Bathgate subsequently admitted guilt to the charge of embezzling £70,000 by transferring funds from the company’s business account to his personal account for his own personal expenditures and bill payments. Sentencing and Judicial Rationale
Returning to Perth Sheriff Court for his sentencing, Bathgate arrived with a holdall, a physical symbol of his readiness for a potential prison term. However, his solicitor, Lynsey Barber, presented a pre-sentencing report emphasizing her client’s health issues, arguing that he would be ‘extremely vulnerable in a custodial setting.’ She acknowledged the severity of his actions, stating that Bathgate was fully aware of the significant repayment he would need to make and recognized the profound negative impact his ‘conscious decision’ had on the company and its employees.
Sheriff William Wood, in delivering his judgment, acknowledged the gravity of the case. He stated, ‘This case has caused me a great deal of concern. You appear before the court having admitted embezzling £70,000 from the company which trusted you and which you were involved with from its outset.’ The Sheriff further highlighted the tangible cost of Bathgate’s actions: ‘That cash could have improved the financial viability of the company and the lives of the people who worked for it.’
Despite the seriousness, Sheriff Wood ultimately opted against immediate imprisonment. He explained, ‘This sort of deceit over an extended period of time would result in custody being the uppermost in the court’s mind.’ However, he added, ‘I am persuaded that given some time that has elapsed since this dishonesty ended, and taking into account your own vulnerabilities and health issues, custody is not the only way this matter can be dealt with.’
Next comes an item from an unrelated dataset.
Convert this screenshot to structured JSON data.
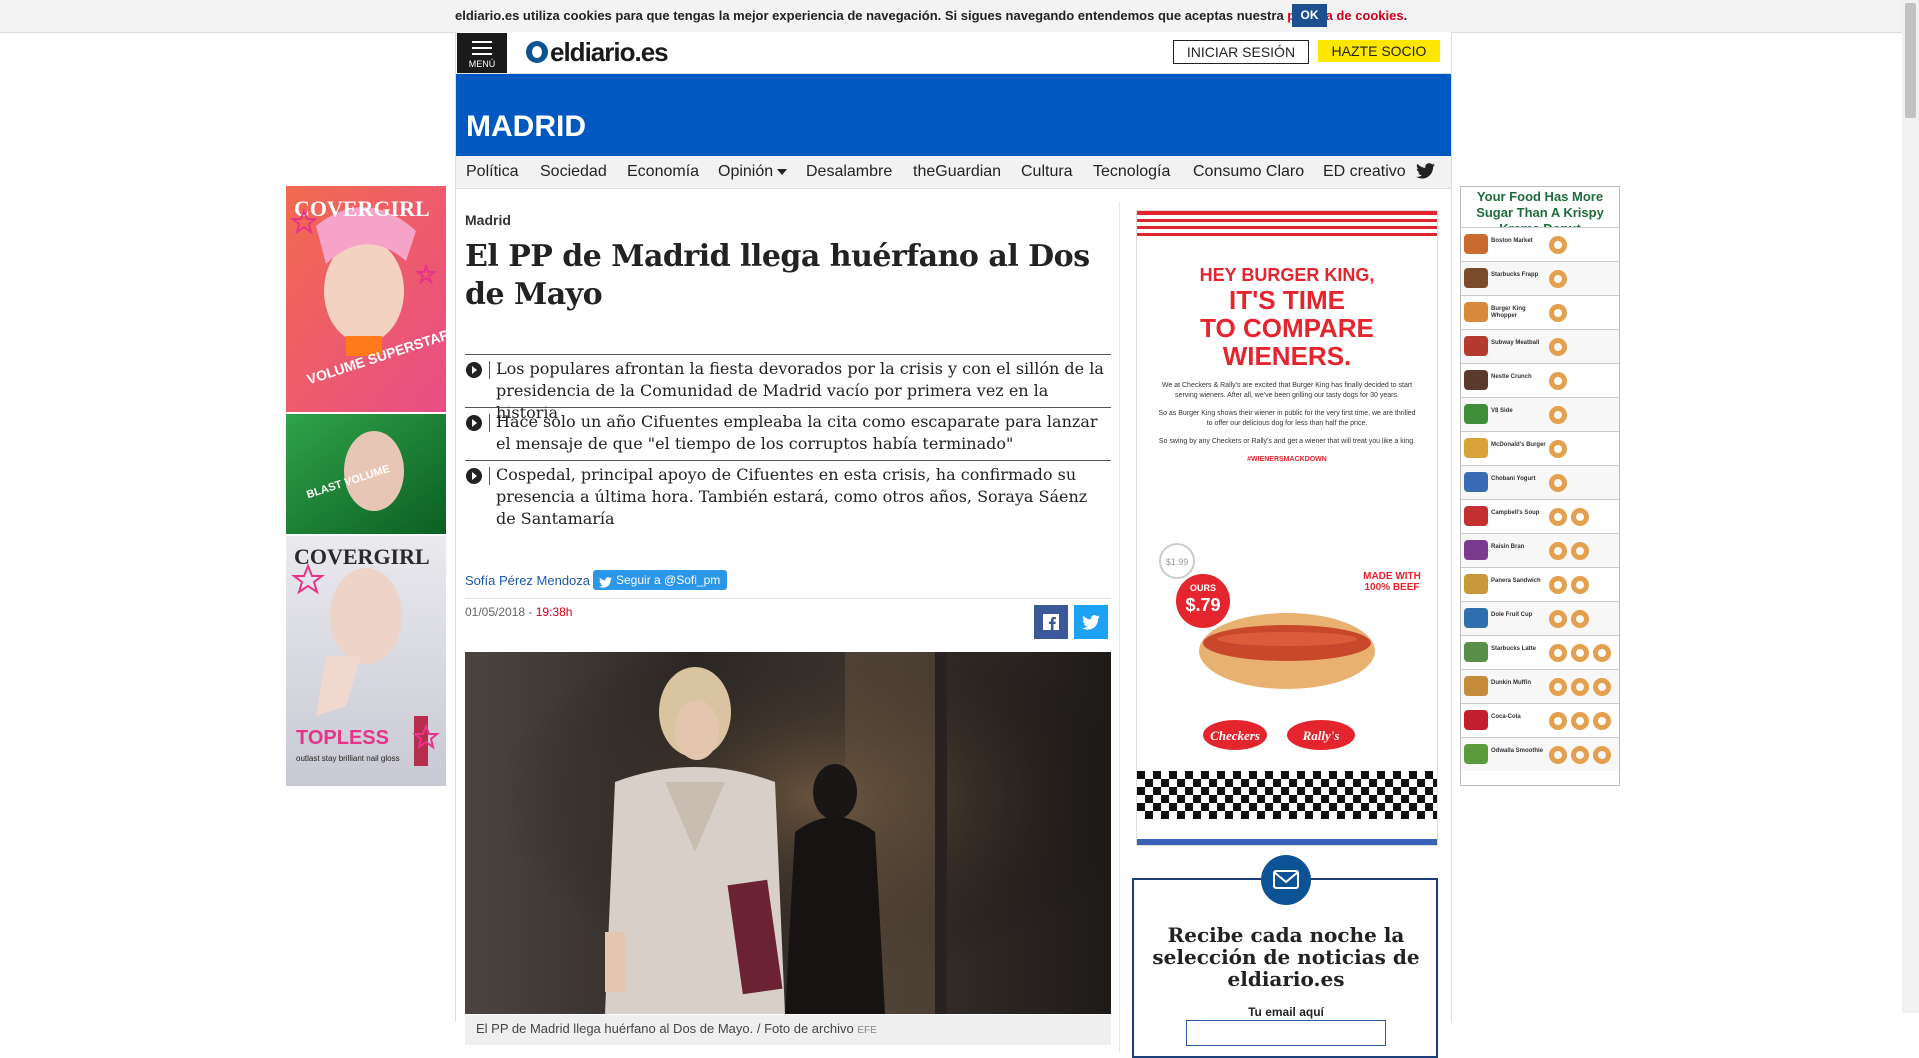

Instead, Bathgate, whose addresses were noted as formerly in Blackford and currently in Scone, was ordered to complete 300 hours of unpaid work within the community. Given Bathgate’s current unemployed status and low income, Sheriff Wood clarified that he could not impose a compensation order at this time. Nevertheless, he expressed a clear expectation: ‘It is hoped that you will find a way to pay back to the company the money you embezzled from them.’
This case serves as a stark reminder of the consequences of financial dishonesty and the complexities involved in judicial sentencing, particularly when personal circumstances intersect with the severity of the crime.